Ipohworld's World

Saving Yesterday For Tomorrow
  1. Ipoh Remembered says:

    The brand is Swedish. It’s been around for more than a hundred years. I see the local manufacturer is identified as the Malayan Match Company. The name reminds me of one of Ipoh property magnate Archie Russell’s few unsuccessful ventures: Malayan Matches, Limited.

    In the mid-1910s, it was noticed in Malaya that millions of dollars were being spent on matches imported from abroad, largely from Sweden, Japan, and China.

    Seeing an opportunity to make profitable use of local resources, Archie Russell built a twenty-thousand-square-foot factory next to his giant coal-mine in Selangor — but the machinery and engineers he wanted to hire were German, and as the year was 1919, anti-German feeling ran high among government officials, so Archie’s machines and engineers were barred from entering the country.

    Eventually working with replacements from elsewhere, Malayan Matches finally began production in 1922. The little boxes had a picture of a tiger on the label and cost about ten cents each at retail. Being the first non-imported matches in the market they caused a small stir. In Ipoh, Aylesbury and Nutter were the distributors.

    The product was successful insofar as quality was high and plenty of matches were sold. Competition, however, proved too strong and, even though Archie kept pouring his own money into the company, Malayan Matches shut down in 1926, never once having shown a profit.

    As I said, it was one of Archie’s rare failures.
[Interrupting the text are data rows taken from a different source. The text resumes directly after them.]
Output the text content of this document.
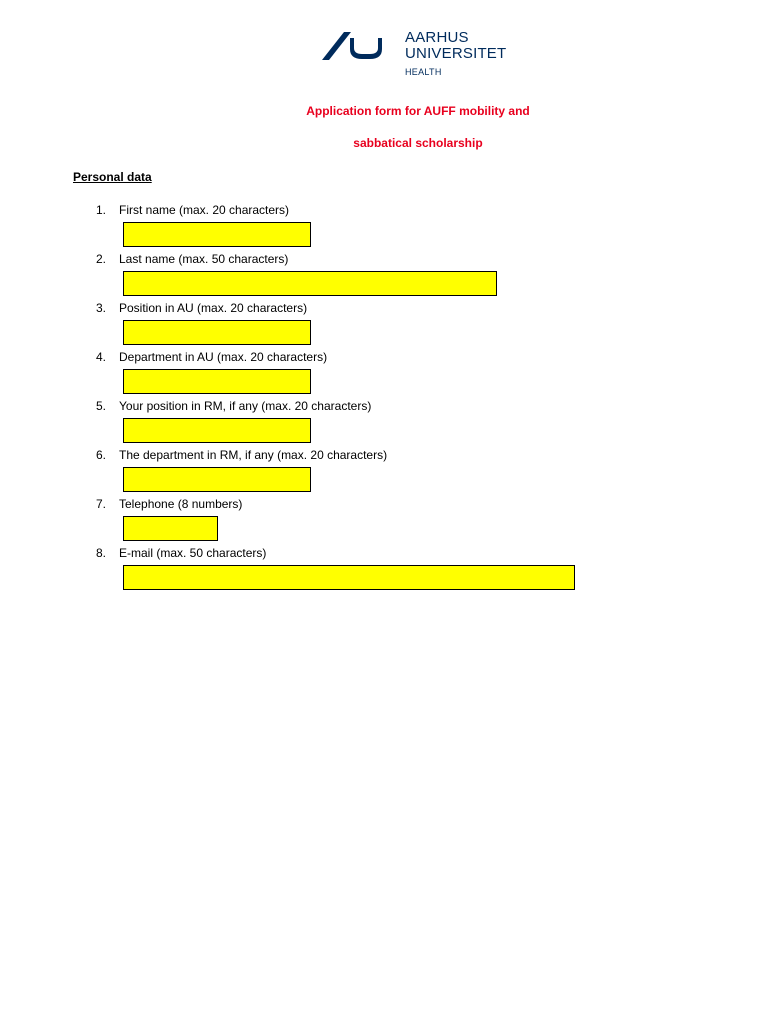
AARHUS
UNIVERSITET
HEALTH
Application form for AUFF mobility and
sabbatical scholarship
Personal data
1. First name (max. 20 characters)
2. Last name (max. 50 characters)
3. Position in AU (max. 20 characters)
4. Department in AU (max. 20 characters)
5. Your position in RM, if any (max. 20 characters)
6. The department in RM, if any (max. 20 characters)
7. Telephone (8 numbers)
8. E-mail (max. 50 characters)
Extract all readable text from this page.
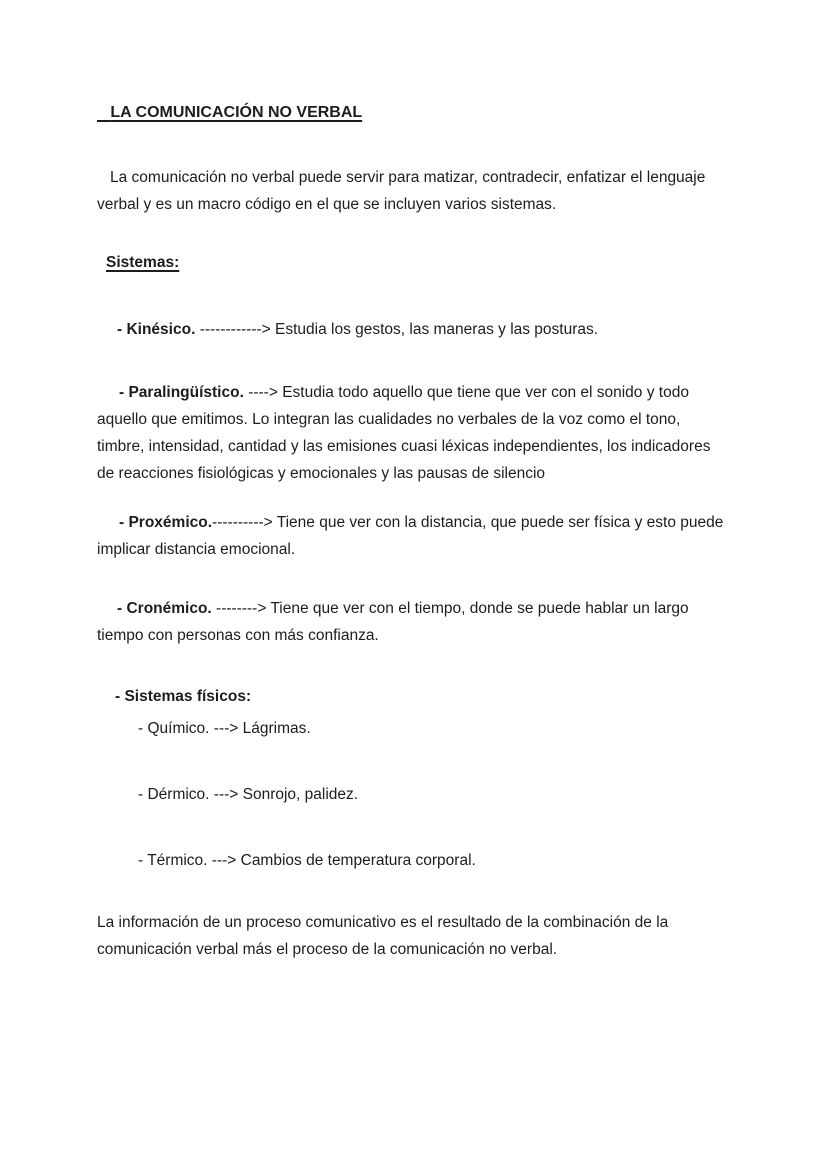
LA COMUNICACIÓN NO VERBAL

La comunicación no verbal puede servir para matizar, contradecir, enfatizar el lenguaje verbal y es un macro código en el que se incluyen varios sistemas.

Sistemas:

- Kinésico. ------------> Estudia los gestos, las maneras y las posturas.

- Paralingüístico. ----> Estudia todo aquello que tiene que ver con el sonido y todo aquello que emitimos. Lo integran las cualidades no verbales de la voz como el tono, timbre, intensidad, cantidad y las emisiones cuasi léxicas independientes, los indicadores de reacciones fisiológicas y emocionales y las pausas de silencio

- Proxémico.----------> Tiene que ver con la distancia, que puede ser física y esto puede implicar distancia emocional.

- Cronémico. --------> Tiene que ver con el tiempo, donde se puede hablar un largo tiempo con personas con más confianza.

- Sistemas físicos:

- Químico. ---> Lágrimas.

- Dérmico. ---> Sonrojo, palidez.

- Térmico. ---> Cambios de temperatura corporal.

La información de un proceso comunicativo es el resultado de la combinación de la comunicación verbal más el proceso de la comunicación no verbal.
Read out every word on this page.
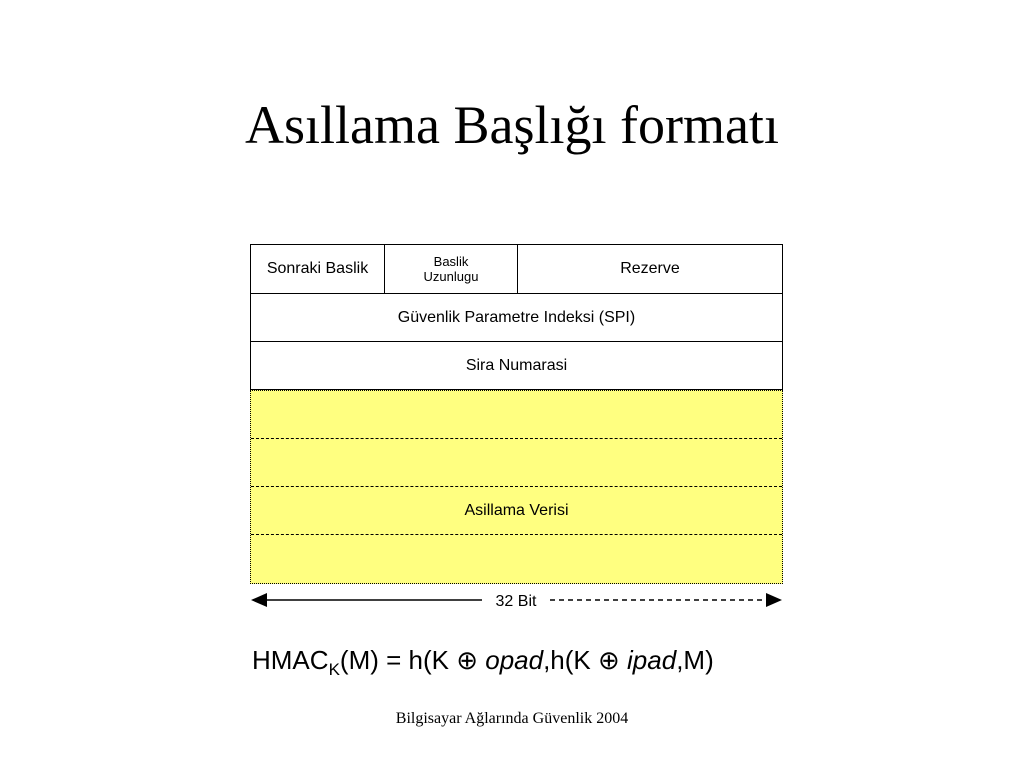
Asıllama Başlığı formatı
Sonraki Baslik	Baslik
Uzunlugu	Rezerve
Güvenlik Parametre Indeksi (SPI)
Sira Numarasi
Asillama Verisi
32 Bit
$HMAC_K(M) = h(K$ ⊕ opad,h(K ⊕ ipad,M)
Bilgisayar Ağlarında Güvenlik 2004
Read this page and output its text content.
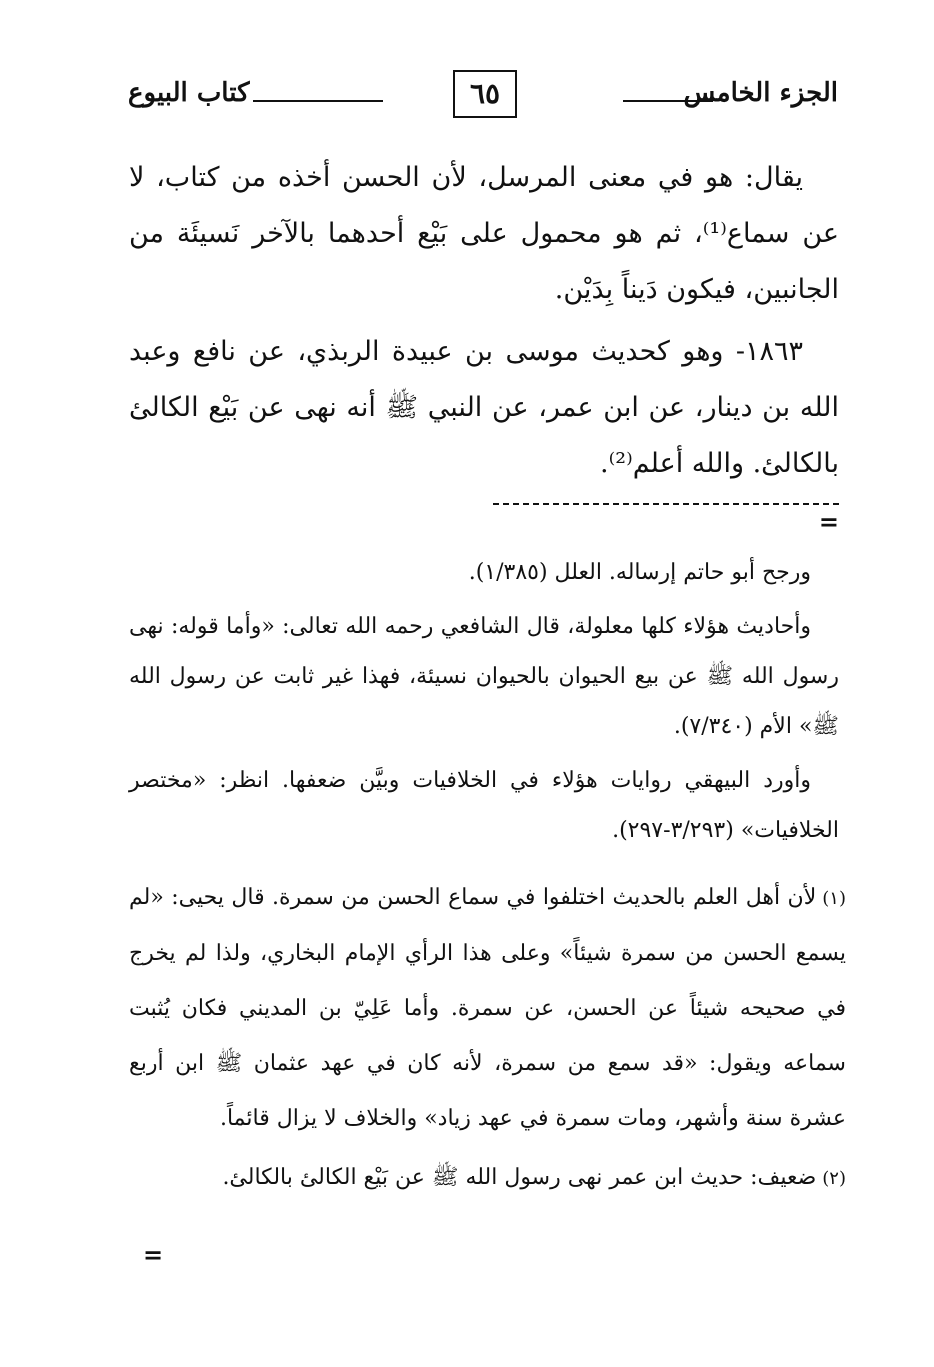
الجزء الخامس
٦٥
كتاب البيوع

يقال: هو في معنى المرسل، لأن الحسن أخذه من كتاب، لا عن سماع⁽¹⁾، ثم هو محمول على بَيْع أحدهما بالآخر نَسيئَة من الجانبين، فيكون دَيناً بِدَيْن.

١٨٦٣- وهو كحديث موسى بن عبيدة الربذي، عن نافع وعبد الله بن دينار، عن ابن عمر، عن النبي ﷺ أنه نهى عن بَيْع الكالئ بالكالئ. والله أعلم⁽²⁾.

=

ورجح أبو حاتم إرساله. العلل (١/٣٨٥).

وأحاديث هؤلاء كلها معلولة، قال الشافعي رحمه الله تعالى: «وأما قوله: نهى رسول الله ﷺ عن بيع الحيوان بالحيوان نسيئة، فهذا غير ثابت عن رسول الله ﷺ» الأم (٧/٣٤٠).

وأورد البيهقي روايات هؤلاء في الخلافيات وبيَّن ضعفها. انظر: «مختصر الخلافيات» (٣/٢٩٣-٢٩٧).

(١)لأن أهل العلم بالحديث اختلفوا في سماع الحسن من سمرة. قال يحيى: «لم يسمع الحسن من سمرة شيئاً» وعلى هذا الرأي الإمام البخاري، ولذا لم يخرج في صحيحه شيئاً عن الحسن، عن سمرة. وأما عَلِيّ بن المديني فكان يُثبت سماعه ويقول: «قد سمع من سمرة، لأنه كان في عهد عثمان ﷺ ابن أربع عشرة سنة وأشهر، ومات سمرة في عهد زياد» والخلاف لا يزال قائماً.

(٢)ضعيف: حديث ابن عمر نهى رسول الله ﷺ عن بَيْع الكالئ بالكالئ.

=
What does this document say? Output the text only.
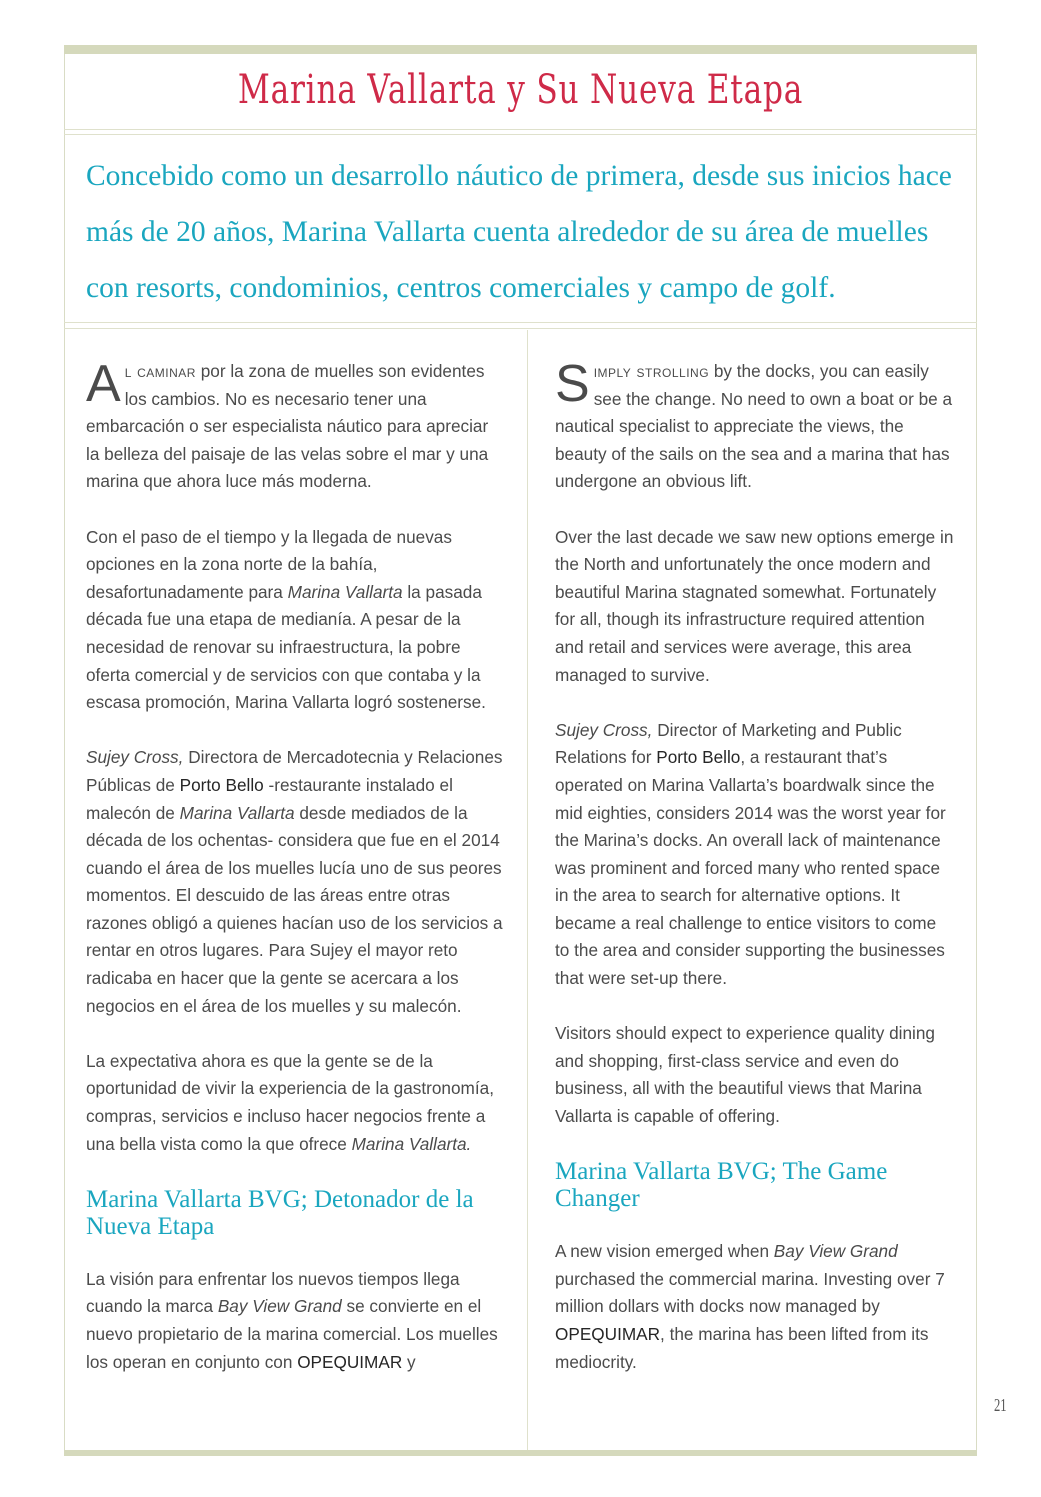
Marina Vallarta y Su Nueva Etapa

Concebido como un desarrollo náutico de primera, desde sus inicios hace más de 20 años, Marina Vallarta cuenta alrededor de su área de muelles con resorts, condominios, centros comerciales y campo de golf.

Al caminar por la zona de muelles son evidentes los cambios. No es necesario tener una embarcación o ser especialista náutico para apreciar la belleza del paisaje de las velas sobre el mar y una marina que ahora luce más moderna.

Con el paso de el tiempo y la llegada de nuevas opciones en la zona norte de la bahía, desafortunadamente para Marina Vallarta la pasada década fue una etapa de medianía. A pesar de la necesidad de renovar su infraestructura, la pobre oferta comercial y de servicios con que contaba y la escasa promoción, Marina Vallarta logró sostenerse.

Sujey Cross, Directora de Mercadotecnia y Relaciones Públicas de Porto Bello -restaurante instalado el malecón de Marina Vallarta desde mediados de la década de los ochentas- considera que fue en el 2014 cuando el área de los muelles lucía uno de sus peores momentos. El descuido de las áreas entre otras razones obligó a quienes hacían uso de los servicios a rentar en otros lugares. Para Sujey el mayor reto radicaba en hacer que la gente se acercara a los negocios en el área de los muelles y su malecón.

La expectativa ahora es que la gente se de la oportunidad de vivir la experiencia de la gastronomía, compras, servicios e incluso hacer negocios frente a una bella vista como la que ofrece Marina Vallarta.

Marina Vallarta BVG; Detonador de la Nueva Etapa

La visión para enfrentar los nuevos tiempos llega cuando la marca Bay View Grand se convierte en el nuevo propietario de la marina comercial. Los muelles los operan en conjunto con OPEQUIMAR y

Simply strolling by the docks, you can easily see the change. No need to own a boat or be a nautical specialist to appreciate the views, the beauty of the sails on the sea and a marina that has undergone an obvious lift.

Over the last decade we saw new options emerge in the North and unfortunately the once modern and beautiful Marina stagnated somewhat. Fortunately for all, though its infrastructure required attention and retail and services were average, this area managed to survive.

Sujey Cross, Director of Marketing and Public Relations for Porto Bello, a restaurant that’s operated on Marina Vallarta’s boardwalk since the mid eighties, considers 2014 was the worst year for the Marina’s docks. An overall lack of maintenance was prominent and forced many who rented space in the area to search for alternative options. It became a real challenge to entice visitors to come to the area and consider supporting the businesses that were set-up there.

Visitors should expect to experience quality dining and shopping, first-class service and even do business, all with the beautiful views that Marina Vallarta is capable of offering.

Marina Vallarta BVG; The Game Changer

A new vision emerged when Bay View Grand purchased the commercial marina. Investing over 7 million dollars with docks now managed by OPEQUIMAR, the marina has been lifted from its mediocrity.

21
  2. Ipoh Remembered says:

    About this:

    The little boxes had a picture of a tiger on the label and cost about ten cents each at retail.

    I meant to say that, while each little box had a picture of a tiger on the label, the boxes were sold in packets (of ten boxes) for about ten cents at retail.

    For comparison: in those days, a dozen eggs sold for about fifty cents in the Ipoh market; and (as I mentioned elsewhere) you could buy a pound of Cold Storage butter for about thirty-five cents; or a two-pound tin of Lyle’s Golden Syrup at Pritchard’s for about seventy cents.